The University of Texas School of Law’s dean is calling for a new approach with generative artificial intelligence policies to counter the risk that the technology will erode the learning of essential skills.
Faculty should emphasize Socratic-style questioning in teaching, Dean Robert “Bobby” Chesney said in a Tuesday memo to staff. They should view classroom time as “the sole context in which a professor can be certain” a student is learning without AI.
Professors should “emphasize to students the value of doing the hard work in the first instance themselves,” Chesney said, though also ensure they learn AI skills. “The lawyers most likely to flourish in the years ahead are those who both are adept at making wise use of AI capabilities and possess the same expert judgment and perspective that have always been the hallmarks of the best lawyers,” he said.
The memo comes as law schools across the US are grappling with how to teach students about ethics rules and legal writing as the future lawyers gain access to rapidly evolving AI tools.
The prestigious Texas law school in the memo fashions its response to AI in three distinct areas: deciding what AI skills to teach students, protecting the integrity of graded assessments, and guarding against students using AI as a substitute for the work of reading and reasoning through legal materials themselves.
The document’s sharpest argument concerns “cognitive de-skilling"—the notion that a student’s ability to think might be eroded by the use of tech. AI is “considerably more tempting” than past shortcuts like commercial study aids, given its “comparative availability, confidentiality, and range, as well as its distinct capacity for iterative dialogue,” Chesney said in the memo.
“In the emerging age of AI, our students will flourish best if they possess the fruits of both traditional legal training and a thoughtful program of AI upskilling that will help them make the best possible use of AI once in practice,” he said.
In response to an e-mailed question, Chesney said that “our approach is not top-down in the sense of mandating one-size-fits-all.” He added, “The idea is to make sure our colleagues are well-informed and actively thinking about the complexities, and sharing ideas with each other about creative solutions.”
AI Challenges
Austin-based UT Law, which tied for 16th place nationally in the latest U.S. News and World Report rankings and has more than 900 enrolled students, has already imposed a “near-complete elimination of take-home exams” in favor of in-class tests, requiring the use of “software limiting what can be done,” Chesney said.

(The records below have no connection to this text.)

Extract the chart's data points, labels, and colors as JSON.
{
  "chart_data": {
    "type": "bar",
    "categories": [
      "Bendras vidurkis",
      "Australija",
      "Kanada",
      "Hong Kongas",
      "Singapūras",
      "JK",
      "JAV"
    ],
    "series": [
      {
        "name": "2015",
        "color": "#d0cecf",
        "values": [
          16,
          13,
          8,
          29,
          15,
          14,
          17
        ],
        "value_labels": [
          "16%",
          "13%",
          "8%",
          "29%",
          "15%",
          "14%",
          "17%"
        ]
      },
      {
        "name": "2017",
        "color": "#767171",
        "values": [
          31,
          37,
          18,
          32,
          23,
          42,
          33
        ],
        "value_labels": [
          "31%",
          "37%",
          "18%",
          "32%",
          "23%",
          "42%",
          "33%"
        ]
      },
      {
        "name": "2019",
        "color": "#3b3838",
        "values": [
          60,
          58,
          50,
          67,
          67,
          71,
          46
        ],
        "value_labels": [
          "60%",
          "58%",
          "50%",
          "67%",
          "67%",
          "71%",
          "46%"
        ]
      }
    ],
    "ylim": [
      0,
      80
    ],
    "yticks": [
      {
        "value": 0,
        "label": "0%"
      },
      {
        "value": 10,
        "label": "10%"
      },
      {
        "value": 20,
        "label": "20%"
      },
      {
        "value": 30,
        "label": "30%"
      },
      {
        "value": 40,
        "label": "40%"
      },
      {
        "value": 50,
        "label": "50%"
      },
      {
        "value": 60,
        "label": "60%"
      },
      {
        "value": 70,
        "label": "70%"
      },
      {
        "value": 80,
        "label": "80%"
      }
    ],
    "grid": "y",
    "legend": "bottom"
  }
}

The more difficult challenge is the writing seminar, Chesney said. “With ubiquitous access to AI, the temptation to get external help is significantly greater,” he said. Some faculty have responded by asking students to document their AI use in their writing process rather than banning it.
At UT Law, Chesney said he rejects the idea that there’s “irreconcilable tension” between educational goals and the pressing need to train students to use AI. “These goals are not in a zero-sum relationship,” he said in the memo.

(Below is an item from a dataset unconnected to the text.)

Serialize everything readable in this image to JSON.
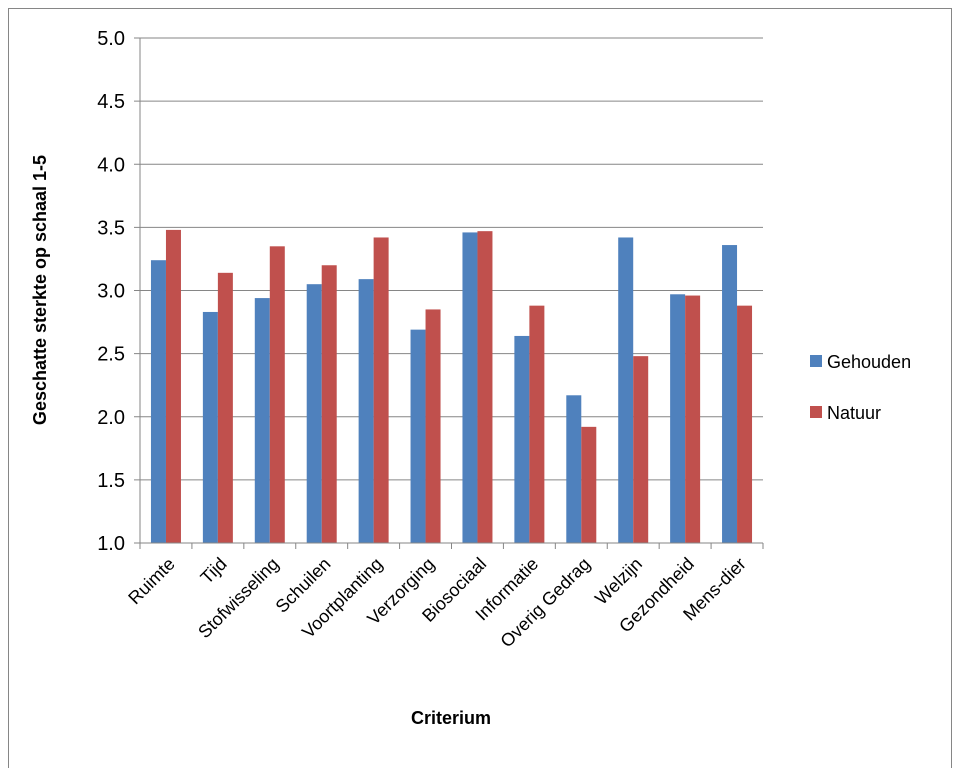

The law school became one of the first to give students licenses to AI platforms including Harvey and Legora, and it expects more licenses in the near future, Chesney said. The school also plans that all students, faculty, and staff will get “enterprise-grade licenses with leading frontier labs this fall,” with AI learning objectives mapped onto required courses including 1L legal research and writing and upper level professional responsibility courses.
Law schools have been taking differing approaches to AI. UC Berkeley School of Law’s AI policy, which goes into effect this summer, forbids students from using AI to conceptualize, outline, draft, revise, edit, or translate work submitted for credit.
Columbia Law School’s policy, in effect since August 2025, prohibits generative AI entirely on exams or graded papers, including “for aid in drafting any part of work submitted for credit, even if the use is fully documented.”
The University of Chicago School of Law’s policy bans AI on exams but allows the tech for brainstorming or proofreading for papers and other graded work. The university is rolling out mandatory AI modules for all first-year students this year “to bring everyone up to a minimum level of literacy with generative AI.”
AI Fixes
Daniel W. Linna Jr., a professor and director of law and technology initiatives at Northwestern Pritzker School of Law, said that de-skilling is “a well-documented problem,” but he argued the fix is building better AI tools.
Socratic dialogue is valuable but isn’t scalable: a student might get called on only “one, two, or maybe three times,” during a course, he said. Law schools and professors should develop AI tools to “tutor and mentor students,” offering them “unlimited repetitions,” Linna said.
Julian Nyarko, a professor and co-chair of Stanford Law School’s AI Initiative, said evidence on de-skilling is “complicated,” with randomized controlled trials producing conflicting results. A Cornell University study finding students using AI on a first task “leads them to perform worse and give up sooner on subsequent tasks,” he said. However, a similar studyat the University of Minnesota Law School, he said, found “no detrimental effects of AI access on subsequent, unassisted tasks.”
“There probably is some risk of cognitive de-skilling if AI is implemented carelessly, but we shouldn’t forget that there is also tremendous opportunity if done right,” Nyarko said. Recent AI models can answer questions “better than most law professors can on the spot” and offer scalable learning experiences like simulation exercises that have “previously been impossible.”
Still, Nyarko said no school has found a way to push cheating risk to “near zero” short of measures used by companies like keystroke logging or gaze tracking, which he said schools have shown little interest in adopting.